Over the past five days I've dedicated a large block of time into looking at alternatives to EF Core. This is a consideration that we have been talking about internally for a while now, for the following reasons:
store.Refresh() to retrieve a "live" version which can be modified and updated correctly.The first step was to decide whether we should be sticking with SQLite
Pro:
Con:
I an initial effort to move forward with simplicity in mind, I attempted switching to dapper + LiteDB. LiteDB is a very lightweight (and not heavily maintained or used) project which allowed to quickly test things out without changing our models too much.
The branch above is in a mostly working state, but brought up a few crippling issues:
While this isn't a killer, it feels like a step backwards in terms of code quality, readability and maintainability. Rider will give inspections on the SQL to ensure correctness to some extent, but this relies on the table name being present in the queries (which it isn't in my branch, to use our existing store layout).
I ran into this issue. It has a multi-year history and no sign of being fixed without local workarounds. This isn't necessarily Dapper's fault either – it's a shortcoming in the communications between the sqlite native/wrappers and the Dapper mappings which can't easily be resolved without a workaround that would affect other database engines too.
At this point I stopped looking towards dapper as it didn't feel like the correct direction, and would leave a lot of the issues that we have with EF core.
Realm is a lightweight database that boasts a "zero-copy" architecture.
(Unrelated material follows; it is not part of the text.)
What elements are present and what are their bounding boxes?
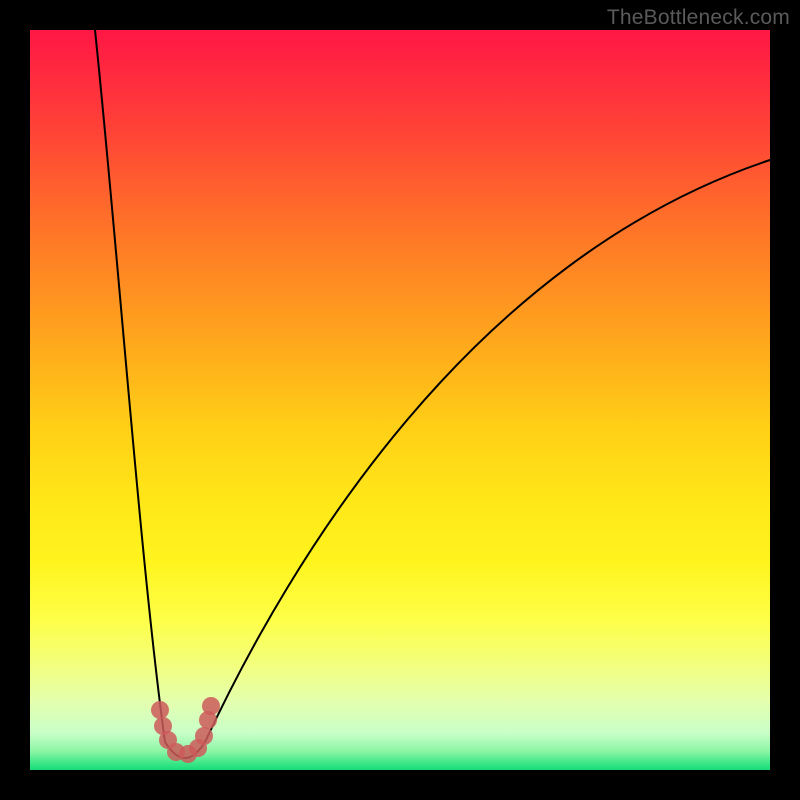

All queries on the database return live IQueryable<T> instances, and all models and relations are lazy-marshalled on access. This means very low memory and allocation overhead on retrieval. It also means you do not need to specify relations to include on retrieval – you have access to all of them to an infinite recursion depth. Here's some good further reading to get up to speed on the points of pain that can be encountered with realm.
For the record, this is my second attempt at using realm. This time I was more confident as over the last year I have been thinking about how we can work around the limitations it has which affect us:
One example which required changes is DatabasedKeyBinding : KeyBinding : RealmObject. This can be quite easily solved by flattening the inheritance somewhat. Another was LegacyScoreInfo, which tidied up very nicely, resulting in better code quality and better defined behaviour than before.
There are a few remaining cases such as APIBeatmap which is deriving BeatmapMetadata – this is a very ugly inheritance and one which I believe we should be looking to fix anyway.
I believe this limitation will actually benefit us from a code quality perspective, and make our data models more portable.
Each thread needs its own realm context. This is the same as EF and slots in nicely in our DatabaseContextFactory with no issue. The caveat is that objects retrieved on one thread cannot be accessed on any other thread.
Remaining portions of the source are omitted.